Automation of feature engineering: pros and cons
2019-06-03, 15:30–15:55, Hall 2 (PyData)

Data scientists spend over 60% of their time doing feature engineering. I will discuss automation of the feature engineering process, using Featuretools, in order to significantly reduce time investment, make it repeatable, more robust and creative.


Data scientists spend over 60% of their time getting familiar with data, understanding features and the relationships between them, and ultimately creating new features from the data. This process is called feature engineering. It is a fundamental step before using predictive models and directly affects the predictive power of a model.
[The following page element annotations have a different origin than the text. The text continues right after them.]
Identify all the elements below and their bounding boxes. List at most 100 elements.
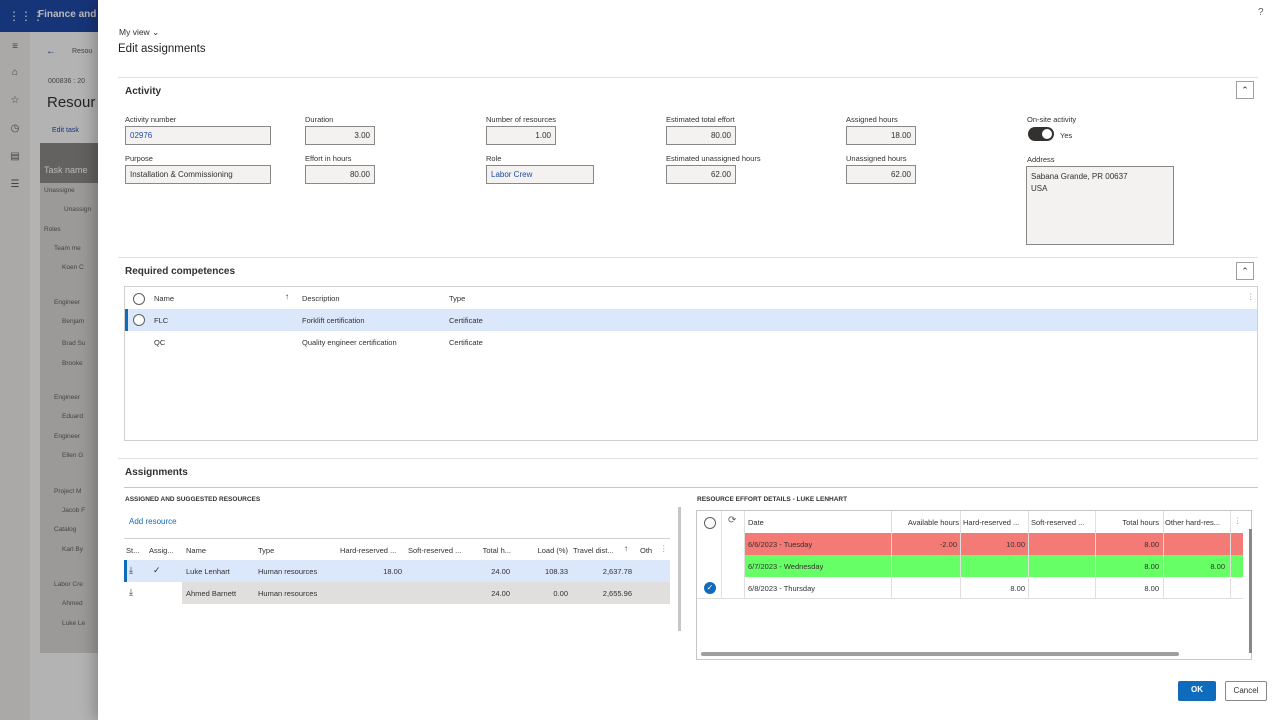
competences-section-title[interactable]: Required competences	[125, 266, 235, 277]
checked-radio-icon[interactable]: ✓	[704, 582, 716, 594]
activity-section-title[interactable]: Activity	[125, 86, 161, 97]
col-load[interactable]: Load (%)	[534, 546, 568, 555]
more-options-icon[interactable]: ⋮	[660, 544, 668, 553]
unassigned-label: Unassigned hours	[846, 154, 907, 163]
table-row[interactable]: QC Quality engineer certification Certif…	[125, 331, 1257, 353]
assigned-hours-label: Assigned hours	[846, 115, 898, 124]
est-total-effort-label: Estimated total effort	[666, 115, 735, 124]
col-type[interactable]: Type	[449, 294, 465, 303]
refresh-icon[interactable]: ⟳	[728, 515, 736, 526]
dialog-title: Edit assignments	[118, 43, 206, 55]
divider	[118, 77, 1258, 78]
checkmark-icon: ✓	[153, 565, 161, 575]
est-total-effort-field[interactable]: 80.00	[666, 126, 736, 145]
col-assigned[interactable]: Assig...	[149, 546, 181, 555]
assignments-section-title[interactable]: Assignments	[125, 467, 188, 478]
load-value: 108.33	[545, 567, 568, 576]
download-icon: ⤓	[129, 587, 133, 597]
est-unassigned-field[interactable]: 62.00	[666, 165, 736, 184]
table-row[interactable]: ✓ 6/8/2023 - Thursday 8.00 8.00	[697, 577, 1243, 599]
col-soft-reserved[interactable]: Soft-reserved ...	[1031, 518, 1095, 527]
duration-field[interactable]: 3.00	[305, 126, 375, 145]
help-icon[interactable]: ?	[1258, 7, 1264, 18]
select-all-radio[interactable]	[704, 517, 716, 529]
address-field[interactable]: Sabana Grande, PR 00637 USA	[1026, 166, 1174, 245]
ok-button[interactable]: OK	[1178, 681, 1216, 701]
col-date[interactable]: Date	[748, 518, 764, 527]
divider	[124, 487, 1258, 488]
collapse-activity-button[interactable]: ⌃	[1236, 81, 1254, 99]
divider	[118, 257, 1258, 258]
col-description[interactable]: Description	[302, 294, 340, 303]
chevron-up-icon: ⌃	[1241, 85, 1249, 95]
address-line-2: USA	[1031, 184, 1048, 193]
effort-date: 6/6/2023 - Tuesday	[748, 540, 813, 549]
other-hard-reserved-value: 8.00	[1210, 562, 1225, 571]
onsite-toggle[interactable]	[1028, 127, 1054, 141]
vertical-scrollbar[interactable]	[1249, 529, 1252, 653]
col-available-hours[interactable]: Available hours	[893, 518, 959, 527]
table-row[interactable]: 6/7/2023 - Wednesday 8.00 8.00	[697, 555, 1243, 577]
role-field[interactable]: Labor Crew	[486, 165, 594, 184]
col-hard-reserved[interactable]: Hard-reserved ...	[963, 518, 1027, 527]
travel-value: 2,655.96	[602, 589, 632, 598]
divider	[118, 458, 1258, 459]
resource-name: Luke Lenhart	[186, 567, 230, 576]
col-total-hours[interactable]: Total h...	[475, 546, 511, 555]
assigned-resources-title: ASSIGNED AND SUGGESTED RESOURCES	[125, 496, 261, 503]
column-divider	[721, 511, 722, 599]
chevron-down-icon: ⌄	[152, 27, 160, 37]
purpose-field[interactable]: Installation & Commissioning	[125, 165, 271, 184]
resource-type: Human resources	[258, 589, 318, 598]
select-all-radio[interactable]	[133, 293, 145, 305]
address-label: Address	[1027, 155, 1055, 164]
hard-reserved-value: 10.00	[1006, 540, 1025, 549]
col-travel[interactable]: Travel dist...	[573, 546, 615, 555]
onsite-label: On-site activity	[1027, 115, 1077, 124]
num-resources-field[interactable]: 1.00	[486, 126, 556, 145]
row-selected-indicator	[125, 309, 128, 331]
duration-label: Duration	[305, 115, 334, 124]
role-label: Role	[486, 154, 502, 163]
col-other-hard-reserved[interactable]: Other hard-res...	[1165, 518, 1229, 527]
row-select-radio[interactable]	[133, 314, 145, 326]
sort-ascending-icon[interactable]: ↑	[624, 544, 628, 553]
total-hours-value: 24.00	[491, 589, 510, 598]
address-line-1: Sabana Grande, PR 00637	[1031, 172, 1128, 181]
table-row[interactable]: FLC Forklift certification Certificate	[125, 309, 1257, 331]
col-other[interactable]: Oth	[640, 546, 658, 555]
column-divider	[960, 511, 961, 599]
col-name[interactable]: Name	[154, 294, 174, 303]
resource-name: Ahmed Barnett	[186, 589, 237, 598]
unassigned-field[interactable]: 62.00	[846, 165, 916, 184]
add-resource-button[interactable]: Add resource	[129, 517, 177, 526]
total-hours-value: 8.00	[1144, 562, 1159, 571]
col-total-hours[interactable]: Total hours	[1097, 518, 1159, 527]
collapse-competences-button[interactable]: ⌃	[1236, 262, 1254, 280]
edit-assignments-dialog: My view ⌄ Edit assignments ? Activity ⌃ …	[98, 0, 1280, 720]
column-divider	[1230, 511, 1231, 599]
view-selector[interactable]: My view ⌄	[119, 27, 159, 38]
activity-number-field[interactable]: 02976	[125, 126, 271, 145]
table-row[interactable]: ⤓ Ahmed Barnett Human resources 24.00 0.…	[124, 582, 670, 604]
col-type[interactable]: Type	[258, 546, 274, 555]
column-divider	[891, 511, 892, 599]
col-status[interactable]: St...	[126, 546, 146, 555]
col-name[interactable]: Name	[186, 546, 206, 555]
more-options-icon[interactable]: ⋮	[1247, 292, 1255, 301]
effort-hours-field[interactable]: 80.00	[305, 165, 375, 184]
splitter-handle[interactable]	[678, 507, 681, 631]
horizontal-scrollbar[interactable]	[701, 652, 1179, 656]
column-divider	[744, 511, 745, 599]
total-hours-value: 24.00	[491, 567, 510, 576]
table-row[interactable]: ⤓ ✓ Luke Lenhart Human resources 18.00 2…	[124, 560, 670, 582]
col-hard-reserved[interactable]: Hard-reserved ...	[340, 546, 404, 555]
cancel-button[interactable]: Cancel	[1225, 681, 1267, 701]
more-options-icon[interactable]: ⋮	[1234, 516, 1242, 525]
chevron-up-icon: ⌃	[1241, 266, 1249, 276]
table-row[interactable]: 6/6/2023 - Tuesday -2.00 10.00 8.00	[697, 533, 1243, 555]
assigned-hours-field[interactable]: 18.00	[846, 126, 916, 145]
sort-ascending-icon[interactable]: ↑	[285, 292, 289, 301]
purpose-label: Purpose	[125, 154, 153, 163]
col-soft-reserved[interactable]: Soft-reserved ...	[408, 546, 472, 555]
Traditional feature engineering is often described as an art: it requires both domain knowledge and data manipulation skills. The process is problem-dependent and might be biased by personal skills, loss of patience during data analysis, and many other factors which depends on the personality of the data scientist and prior experience in the field.
Recently it has been proposed that making feature engineering an automated process would
significantly reduce time investment in this early crucial step of modeling. In addition it will be repeatable, more robust and creative.

Featuretools is an open source automated feature engineering library that was created by the developers at Feature Labs.
In my talk I will present the Featuretools library, its concepts and functions. I will address the very important question - to which extent can feature engineering be completely automated? I will discuss different scenarios presenting pros and cons. Finally, we will implement auto feature engineering and explore code examples.